Atish Choudhury: Sure. So this is a cooperative group study, and it's being administered through the National Clinical Trials Network (NCTN). And so most academic centers have some NCTN affiliation, so the patient can go to clinicaltrials.gov and look up the trial and see if one of the institutions near them is participating. Any member institution of the NCTN can elect to join through a site called CTSU. And we are certainly very interested in as many people from as many different places participating in the study because certainly everyone's different experiences we wanna be able to capture.

Alicia Morgans: Fantastic. So we'll make sure that we have a clinicaltrials.gov link and really at the bottom where we can see locations, people can investigate if it might be available near them.  Very, very helpful. So what's your final message on this study, which is so exciting A-DREAM?

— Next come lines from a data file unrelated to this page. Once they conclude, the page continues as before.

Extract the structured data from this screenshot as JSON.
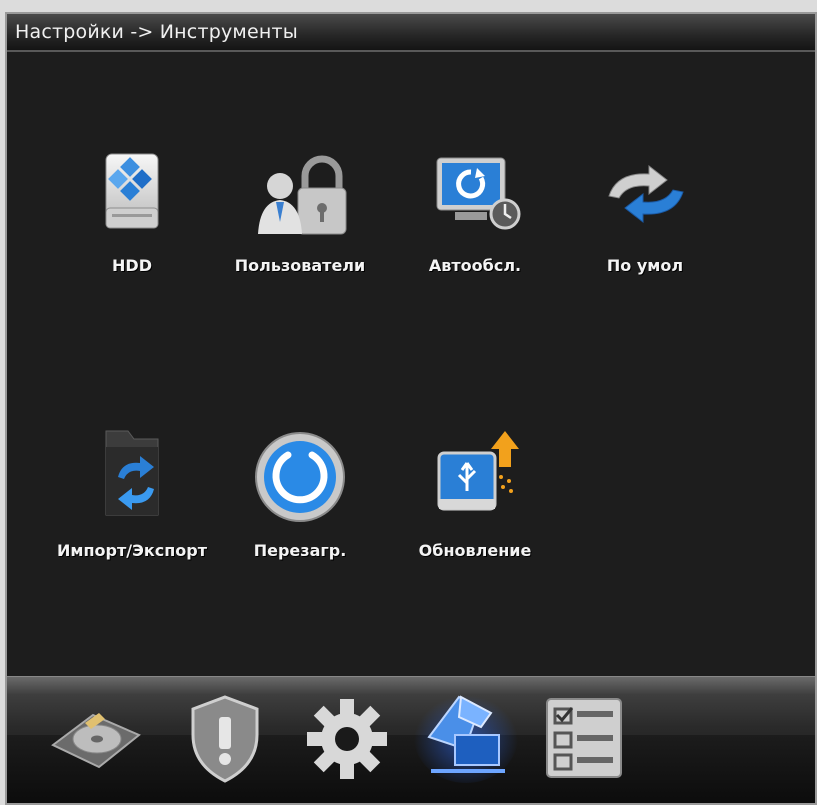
{
  "window": {
    "title": "Настройки -> Инструменты"
  },
  "tools": [
    {
      "id": "hdd",
      "label": "HDD",
      "icon": "hdd-icon"
    },
    {
      "id": "users",
      "label": "Пользователи",
      "icon": "users-lock-icon"
    },
    {
      "id": "auto-maintain",
      "label": "Автообсл.",
      "icon": "auto-maintain-icon"
    },
    {
      "id": "defaults",
      "label": "По умол",
      "icon": "restore-defaults-icon"
    },
    {
      "id": "import-export",
      "label": "Импорт/Экспорт",
      "icon": "import-export-icon"
    },
    {
      "id": "reboot",
      "label": "Перезагр.",
      "icon": "power-icon"
    },
    {
      "id": "upgrade",
      "label": "Обновление",
      "icon": "usb-upgrade-icon"
    }
  ],
  "bottom_nav": [
    {
      "id": "record",
      "icon": "disk-icon",
      "active": false
    },
    {
      "id": "alarm",
      "icon": "shield-alert-icon",
      "active": false
    },
    {
      "id": "system",
      "icon": "gear-icon",
      "active": false
    },
    {
      "id": "tools",
      "icon": "tools-icon",
      "active": true
    },
    {
      "id": "info",
      "icon": "checklist-icon",
      "active": false
    }
  ],
  "colors": {
    "background": "#1d1d1d",
    "label": "#f4f4f4",
    "accent_blue": "#2a7fd6",
    "active_glow": "#2f6fff"
  }
}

Atish Choudhury: Yeah, so I do think that we have so many tools and so much information that's available to be much more aggressive at the very beginning when people are starting on treatment. So there's been data that suggests that radiation to the prostate, even in metastatic disease can be helpful for survival in a subset of patients. We have the opportunity potentially to treat metastatic sites, and we have these more potent hormonal medications that can bring the cancer down to very, very low levels. And once we established a really, really good response, then we have this opportunity to, you know, have men recover their testosterone and see how long they get before they need to resume. And I think it really, you know, so many patients are looking forward to that. They feel much better about starting on treatment when they feel like there's a limited time that after this period of time I'm gonna come off and then I'll see how it goes. And I think it, this gives an evidence base to our colleagues at other institutions that this is a reasonable thing to do and we're not harming people. And I think putting that all together, we kind of try to maximize patient's quality of life as much as we can, knowing that metastatic prostate cancer is something that people can live with for years and years and years and years.

Alicia Morgans: Wonderful. So really harnessing our current technology, our current treatment paradigm, and understanding how we can help those patients with those exceptional responses to ensure that their survivorship is actually the best that it can be. So thank you so much for your time and your expertise and of course for putting together this trial.

Atish Choudhury: Thank you. Yes. Thank you so much for this opportunity to discuss it.